According to this embodiment, before executing the test, all the command statements are set by setting the count entry of each element of the count table 402 to a value of "1" or more as the execution count of the command statement. By combining the process of making it recognized as execution and the existing differential coverage function, it becomes possible to recognize all the command statements as already executed only by actually executing the modified statement, and test debugging in program development. The efficiency of can be improved.

FIG. 12 is a flow chart showing the second embodiment. This embodiment is step 101 shown in the example of FIG.
This is the same as the embodiment shown in the example of FIG. 1 except that step 100 is added as a step before the step.

In this embodiment, step 100 is an existing program generation tool. According to the embodiment, by linking the existing program automatic generation tool with the first embodiment, in the new development of the program, it is possible to save labor by linking a series of steps from generation to testing. In addition, development efficiency can be improved by efficient test debugging utilizing the high program generation rate.

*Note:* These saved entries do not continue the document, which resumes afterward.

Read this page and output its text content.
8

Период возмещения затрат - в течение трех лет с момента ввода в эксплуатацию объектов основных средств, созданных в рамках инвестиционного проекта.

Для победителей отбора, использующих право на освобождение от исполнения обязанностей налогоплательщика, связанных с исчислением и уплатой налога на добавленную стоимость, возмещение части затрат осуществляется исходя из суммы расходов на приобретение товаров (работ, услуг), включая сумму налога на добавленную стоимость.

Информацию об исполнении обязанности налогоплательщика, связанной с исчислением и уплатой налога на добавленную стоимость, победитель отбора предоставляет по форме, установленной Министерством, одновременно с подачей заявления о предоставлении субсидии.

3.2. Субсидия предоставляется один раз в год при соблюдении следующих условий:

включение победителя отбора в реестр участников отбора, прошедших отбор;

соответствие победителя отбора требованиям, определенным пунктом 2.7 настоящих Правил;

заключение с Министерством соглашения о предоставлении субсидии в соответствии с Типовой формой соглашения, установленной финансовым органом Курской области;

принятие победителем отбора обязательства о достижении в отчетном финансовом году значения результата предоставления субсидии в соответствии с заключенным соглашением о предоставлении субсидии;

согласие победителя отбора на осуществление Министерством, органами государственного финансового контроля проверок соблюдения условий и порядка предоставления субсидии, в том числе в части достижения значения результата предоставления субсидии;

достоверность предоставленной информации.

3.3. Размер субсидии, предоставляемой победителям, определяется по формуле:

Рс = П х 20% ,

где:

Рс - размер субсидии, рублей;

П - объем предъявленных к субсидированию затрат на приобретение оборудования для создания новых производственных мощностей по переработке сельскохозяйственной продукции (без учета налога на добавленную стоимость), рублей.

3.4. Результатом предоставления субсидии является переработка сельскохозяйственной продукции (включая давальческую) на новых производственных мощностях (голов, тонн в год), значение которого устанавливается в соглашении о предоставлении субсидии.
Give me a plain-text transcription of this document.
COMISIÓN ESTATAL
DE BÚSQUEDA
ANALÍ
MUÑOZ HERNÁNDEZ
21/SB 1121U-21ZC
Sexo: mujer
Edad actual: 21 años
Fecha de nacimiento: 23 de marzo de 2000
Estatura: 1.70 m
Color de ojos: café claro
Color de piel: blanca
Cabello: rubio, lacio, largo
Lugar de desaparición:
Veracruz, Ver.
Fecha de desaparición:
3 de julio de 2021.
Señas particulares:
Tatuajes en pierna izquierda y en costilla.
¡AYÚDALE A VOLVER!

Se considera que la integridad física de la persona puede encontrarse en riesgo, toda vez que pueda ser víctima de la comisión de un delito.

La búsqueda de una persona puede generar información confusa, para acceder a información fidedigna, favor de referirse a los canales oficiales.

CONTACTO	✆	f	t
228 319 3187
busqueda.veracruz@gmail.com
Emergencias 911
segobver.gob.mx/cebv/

In the above-described embodiment, the case where the value of the count entry is set to "1" or more is assumed to have been executed, but it may be indicated by a flag whether or not it has been executed.

[0057]

As described above, according to the differential test debug support method of the present invention, for a program whose reliability has already been assured, the test execution information is set for each statement in the coverage information storage file. However, when a change is made to the program, only the coverage information of the changed part is set to the test unexecuted state, and only the changed part's statement is executed as the test target. Alternatively, when the existing program is reused, the test of the automatically generated part or the unmodified part is omitted, and the statement of only the modified part is executed as the test target. As a result, it is possible to improve the efficiency of the test work when the program is automatically generated or the existing program is reused.

[Brief description of drawings]

FIG. 1 is a schematic configuration diagram of a computer system that implements the present invention.

FIG. 2 is a flowchart showing a processing procedure in the first embodiment of the present invention.

FIG. 3 is a functional schematic diagram showing a system configuration for realizing the first embodiment.

FIG. 4 is an explanatory diagram showing a structural example of a coverage information storage file.

FIG. 5 is an explanatory diagram showing a structural example of a master table.

FIG. 6 is an explanatory diagram showing a structure example of a count table.

FIG. 7 is an explanatory diagram showing an example of a source program.

8 is an explanatory diagram showing an example of a count table of coverage information storage files for the source program of FIG. 7. FIG.

FIG. 9 is an explanatory diagram showing an example of a corrected source program.

10 is an explanatory diagram showing an example of a count table of coverage information storage files for the source program of FIG.

FIG. 11 is an explanatory diagram showing an example of a count table after a test is executed.

FIG. 12 is a flowchart showing a processing procedure in the second embodiment of the present invention.

[Explanation of symbols]

201 ... Source program, 205 ... Coverage information storage file, 206 ... Execution count setting process step, 21
2 ... Test execution step, 401 ... Master table, 4
02 ... Count table, 606, 607 ... Count entry.

Front Page Continuation (72) Inventor Yosuke Morioka 12 890 Kashimada, Saiwai-ku, Kawasaki-shi, Kanagawa 12 Information Systems Development Division, Hitachi, Ltd.

Claims (1)

[Claims] 1. A coverage information storage file is provided for an existing completed or semi-completed program, and after the test execution information is set for each command statement in this coverage information storage file, the program is changed. Is a differential test debugging support method characterized in that only the coverage information of the changed portion is set to the test non-execution state, and only the statement of the changed portion is executed as the test target.